There are differences in this reporting style among various funds and stocks, many do not show this added detail, but it is still present. Plus, the 500 individual fund companies may pay their dividend at various dates different than the S&P 500 fund passes the total along. In a few cases you might notice that the Adjusted Close price drop does not exactly match the dividend subtraction. There can be other causes for adjustment, but then verify that the stated dividend amount shown is in fact reported correct, and that it includes the Capital Gains portion of the dividend. Most historical results are correct and complete, especially the adjusted price, but I've seen a few cases that the dividend value shown did not include the capital gains portion of the dividend. A part of the dividend is often taxed as capital gains, and the rest is called Dividend, which must be what sometime confuses their computer, but the actual dividend is the total of the parts. Even if the dividend value is not reported correctly, the adjusted close price should still be correct.

The Adjusted Close prices account for corporate actions like dividends, splits, spin offs, or issuing more shares. These are actions of the individual companies in the S&P 500 fund, and the fund simply reflects the total. Some of these adjustment reasons affect all prior prices in the history. Here is a link to the math of Adjusted Close. Also many other pages about Adjusted Close are found at Google. These clearly explain that dividends drop the share price equally. Again, this is a known fact, and if a nonbeliever, I suggest seeing Google discussions about closing price adjustments.

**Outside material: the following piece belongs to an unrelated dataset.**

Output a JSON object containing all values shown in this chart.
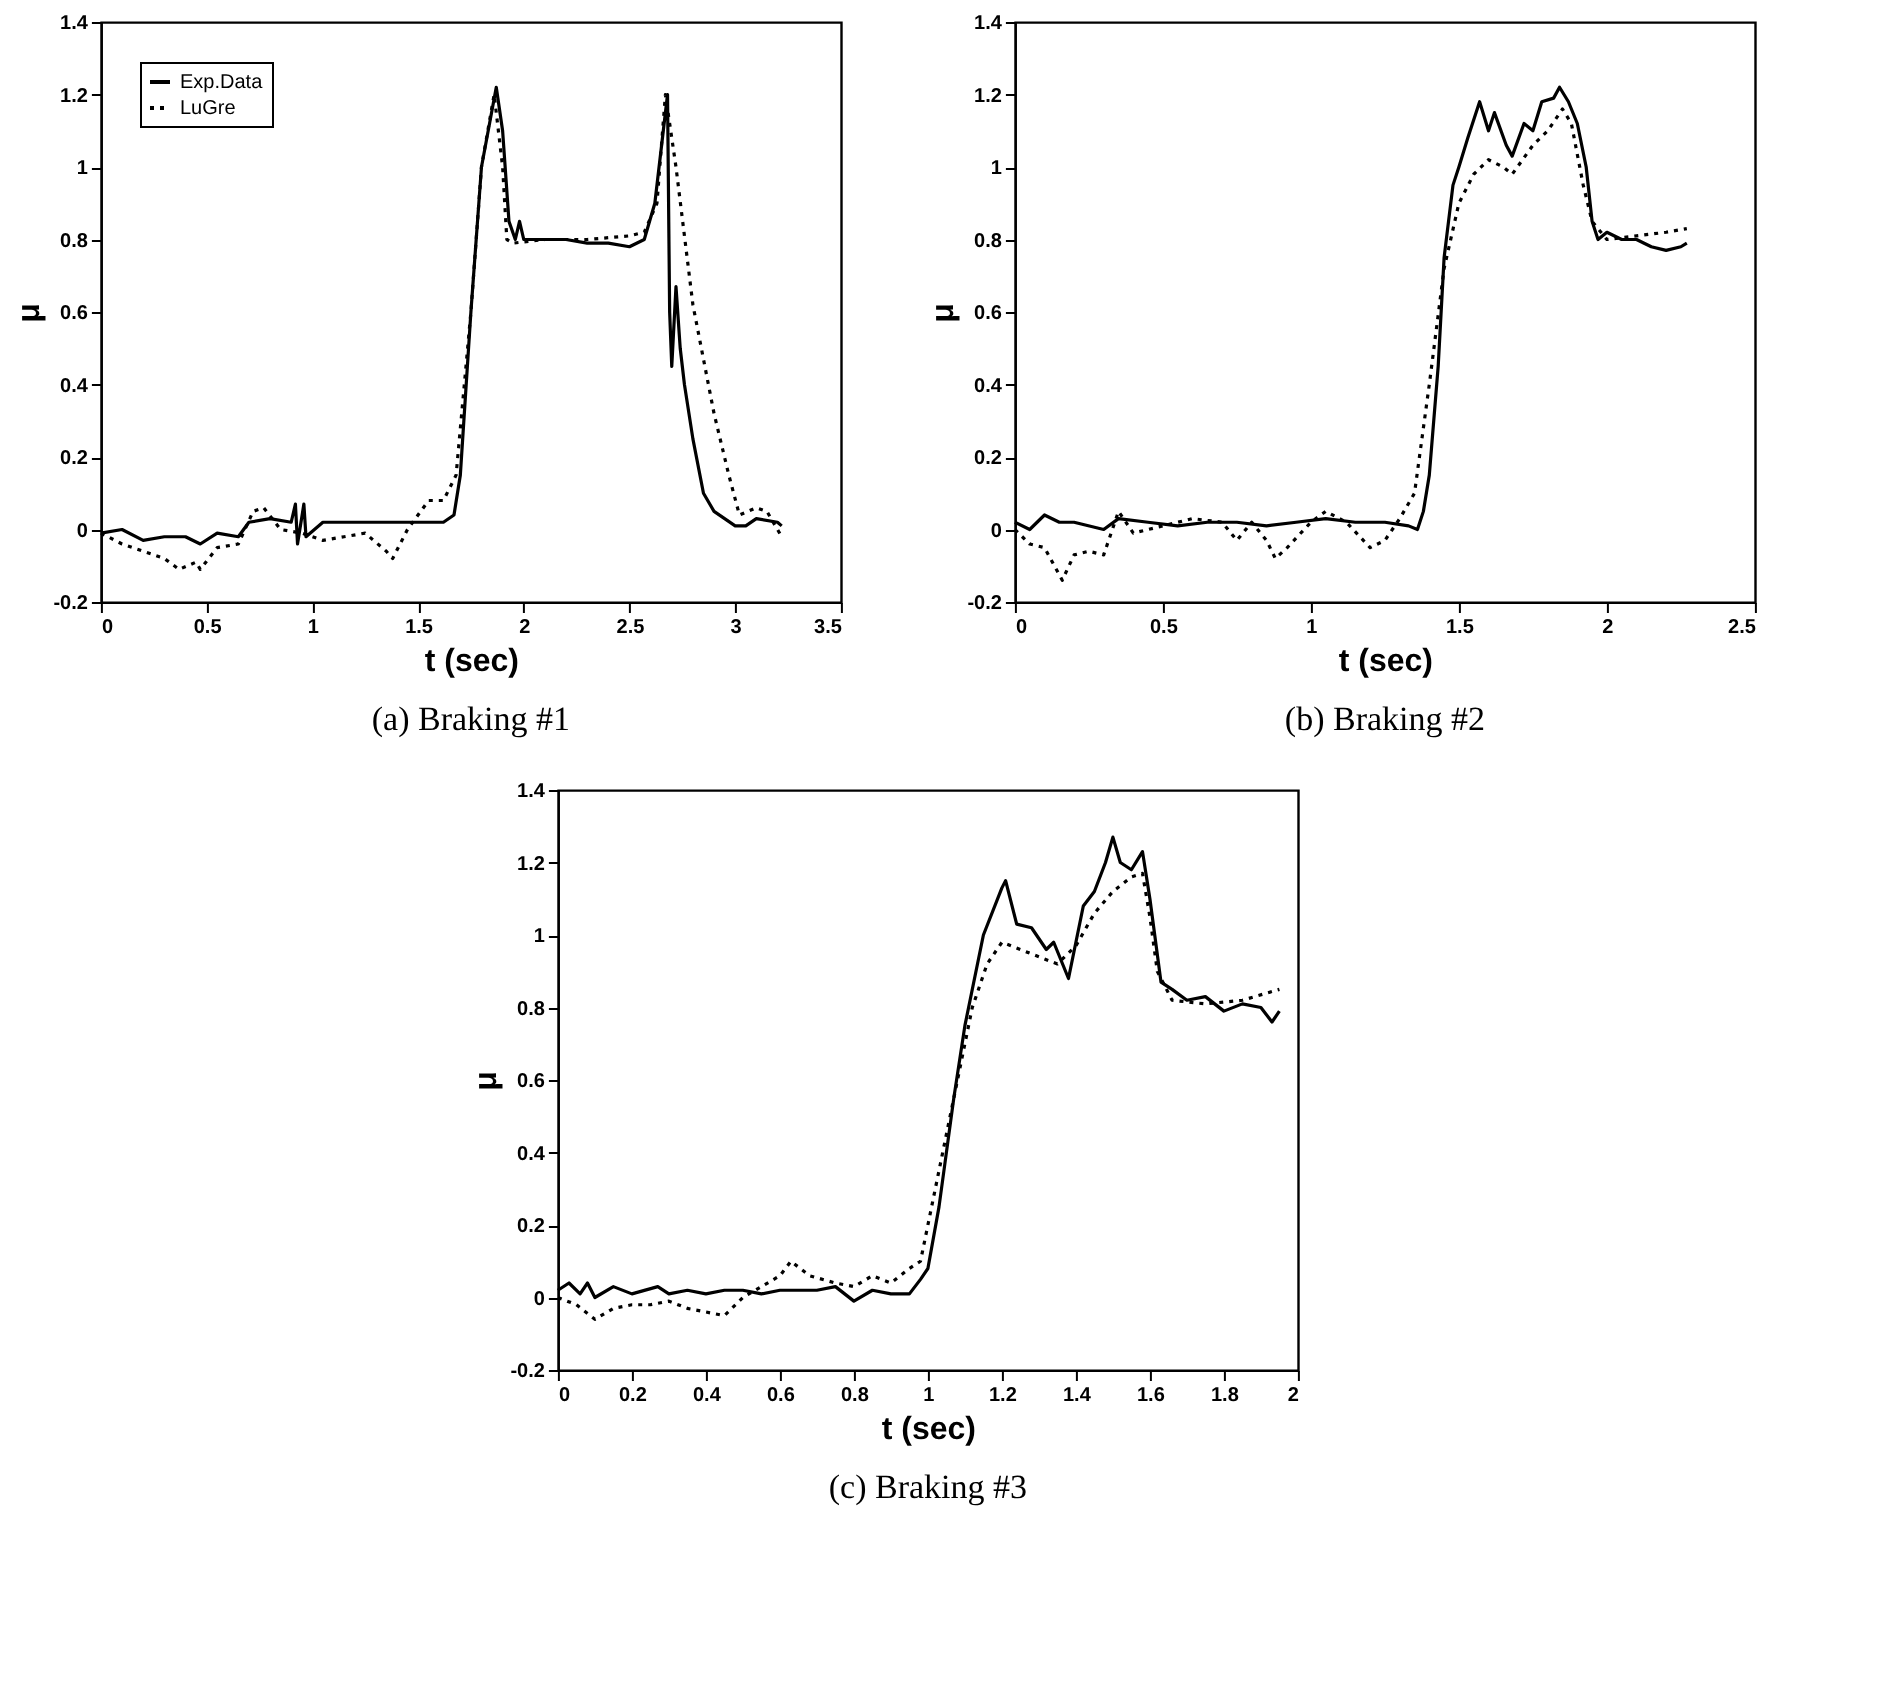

The share price drop of a small dividend is hard to notice in the numbers, but a large dividend (perhaps only paid once a year in December) can drop your favorite stock price enough to take your breath away. :) But that price drop simply means that the dividend was paid. If you reinvest the dividend, you will still have the same value, and a few more shares. There is no devious plan doing this. The companies value does drop by the paid out dividend, which might be $Billions for them. But this is really just market action, since the stock no longer promises to pay the dividend already received by the owners, and new buyers will not bid higher to include it. True of every stock and fund that pays a dividend (and even bond funds paying interest). Any dividend lowers the price that day, so the dividend is Not income on that day. But dividend reinvestment does add a few shares (often four times each year) which certainly increases compounding of future gains.

Dividends are confusing. The term "dividend" causes beginners to imagine stock dividends are income like bank interest, but these are Not the same thing. Yes, the bank interest is added to the bank account balance, and the price of a dollar does not change, and that is income (such as the low interest rates are today).

Stock dividend dollars are also added to the fund account (as cash), however then the dividend value is subtracted by immediately dropping the stock or fund share price equally. So it is Not income on that day, the overall value is still exactly the same. Any withdrawal (dividends or otherwise) simply reduces the fund value.

But if the dividend is reinvested buying more shares, it remains still the same fund value tonight (with more shares at a lower price, computing exactly the previous value). But then the greater number of invested shares will have significantly greater future compounded gains over the next years. Reinvested dividends become highly valuable, but just Not on that first day.